This comes as the RMT Union has called on the mayor to keep his promises he made to London Underground workers to protect their pensions.
Around 10,000 Tube drivers are on strike for two days this week over plans by Transport for London (TfL) to cut up to 600 station posts, as well as concerns over pay, pensions and working conditions.
This is the biggest Tube strike since 2017, when 10 out of the 12 London Underground lines were closed.
The union has accused the mayor of not standing up to the government and of submitting proposals which will cut tube workers pensions.

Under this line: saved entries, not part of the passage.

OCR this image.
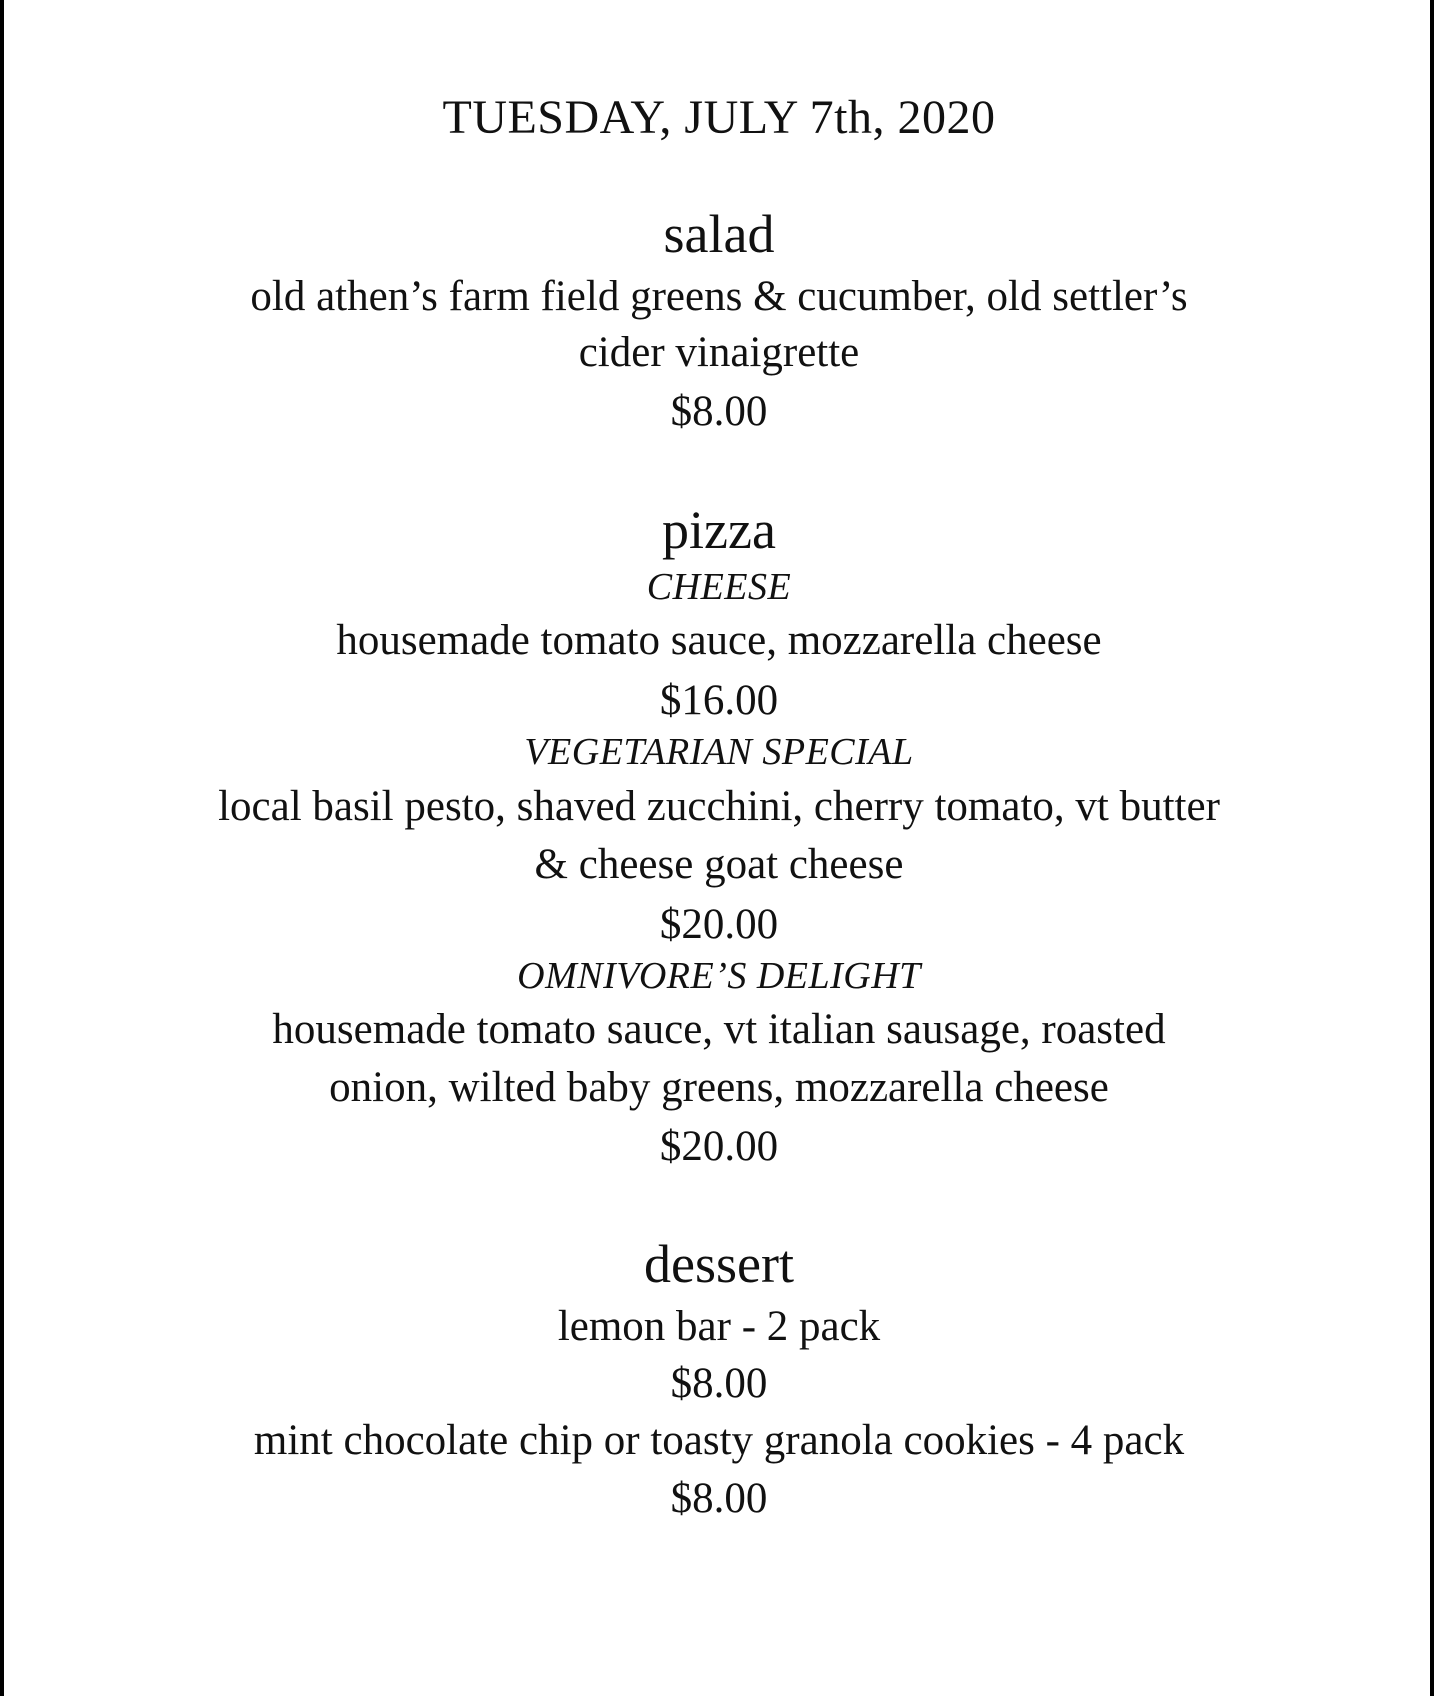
TUESDAY, JULY 7th, 2020
salad
old athen’s farm field greens & cucumber, old settler’s
cider vinaigrette
$8.00
pizza
CHEESE
housemade tomato sauce, mozzarella cheese
$16.00
VEGETARIAN SPECIAL
local basil pesto, shaved zucchini, cherry tomato, vt butter
& cheese goat cheese
$20.00
OMNIVORE’S DELIGHT
housemade tomato sauce, vt italian sausage, roasted
onion, wilted baby greens, mozzarella cheese
$20.00
dessert
lemon bar - 2 pack
$8.00
mint chocolate chip or toasty granola cookies - 4 pack
$8.00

However City Hall has said that no proposals have been tabled on pensions or terms and conditions.
Transport for London (TfL) has met the RMT at the conciliation service ACAS twice in the last two weeks but no progress has been made on avoiding the strike action.
Mr Khan said: “It’s very disappointing that this RMT strike has gone ahead.
“It is causing very serious disruption to Londoners and businesses that are trying to recover after two devastating years.
“TfL have tried to mitigate the impact of the RMT strikes but there is currently no service across the Tube network so we are asking Londoners to check before they make their journey, consider whether they are able to work from home and use alternative modes of transport where possible.
“This action is causing misery for Londoners and businesses alike and damaging TfL at the worst possible time.
“It’s gone ahead despite there being no job losses, and no changes to pensions or conditions. I urge the RMT to come to the table and work with TfL.”
RMT general secretary Mick Lynch said: “Sadiq Khan should be standing up to Tory ministers who want to needlessly attack jobs, pensions and conditions of key transport workers.
“It is this political failure that has left tube workers with no choice but to strike this week.
“Our members have been left paying the price for a turf war between City Hall and the government and they are not having it as can be seen right across London today.
“The Mayor knows the plan to attack our members’ pensions and conditions is wrong and would leave our union no choice but to take industrial action.
"However, only last week the mayor agreed to submit proposals to the government that will result in detrimental changes to pensions.
"The mayor has to decide if he is on the side of key workers who have kept London moving during the pandemic or Tory ministers hellbent on punishing tube workers.
"This dispute can be solved if the mayor meets the reasonable demands of his own workforce."